特に女子アスリートは、無謀な減量によってパフォーマンスが下がるだけでなく、体脂肪量が少なくなり過ぎて、女性ホルモンの分泌が低下して生理が止まったり、骨粗しょう症状態になるリスクがあることを頭に入れておきましょう。

摂取エネルギー < 消費エネルギー

食事から摂る「摂取エネルギー」より、使われるエネルギー「消費エネルギー」が多い状態を続けることで、体重は落ちていきます。その差をいきなり大きくすると、最初は体重が落ちますが、カラダが飢餓状態を感じてしまい、体重を落とさないよう守りの状態に入ってしまいます。

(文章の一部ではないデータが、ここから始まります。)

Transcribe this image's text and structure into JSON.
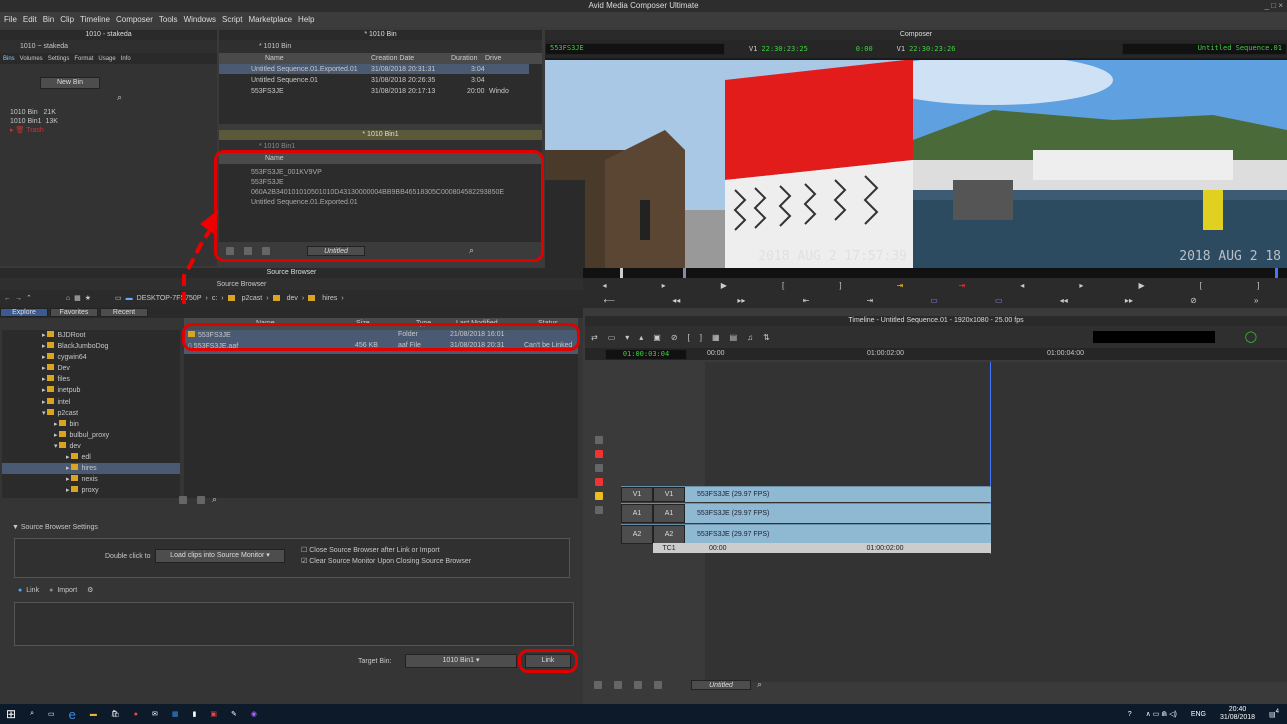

カラダが減量を受け入れる状態にするために、低カロリーでも栄養密度の濃い食事を摂り、ある程度の期間をかけることで、確実な減量を行うことができます。

食事記録をとって不要なものチェック

まずは食事記録をとりましょう。量、調理法、食材の選択、調味料、甘い飲料、お菓子類など不要なものはないか、削ぎ落とせるものはないかをチェック。現状を把握し、無駄なものを排除していくだけでも変化を感じると思います。

食事の基本の形&カサを減らさない

栄養密度を高めるためには、食事の基本の形に整え、摂取エネルギー量は減らしても食事のカサを減らさないことです。カサを減らすと、おなかも脳も満足感が得られず、ストレスがかかって長続きしません。また、便秘になりやすく、体重が落ちない原因にもなります。食事とトレーニングを合わせて、無理なく確実に減量していきましょう。

減量期にお役立ち「春雨とキクラゲの彩りサラダ」

写真は「春雨とキクラゲの彩りサラダ」です。春雨は戻すと、大量の水分を取り込んで約4倍になるので、少ない使用量でも満足感が得られます。

キクラゲはビタミンD、カルシウム、食物繊維が含まれています。植物性食品に含まれているカルシウムは吸収率が低いものの、ビタミンDを一緒にとることで吸収率が上がります。緑黄色野菜は栄養価も高く彩りも良いでしょう。減量期に、そして、もう一品何かという時にご活用ください。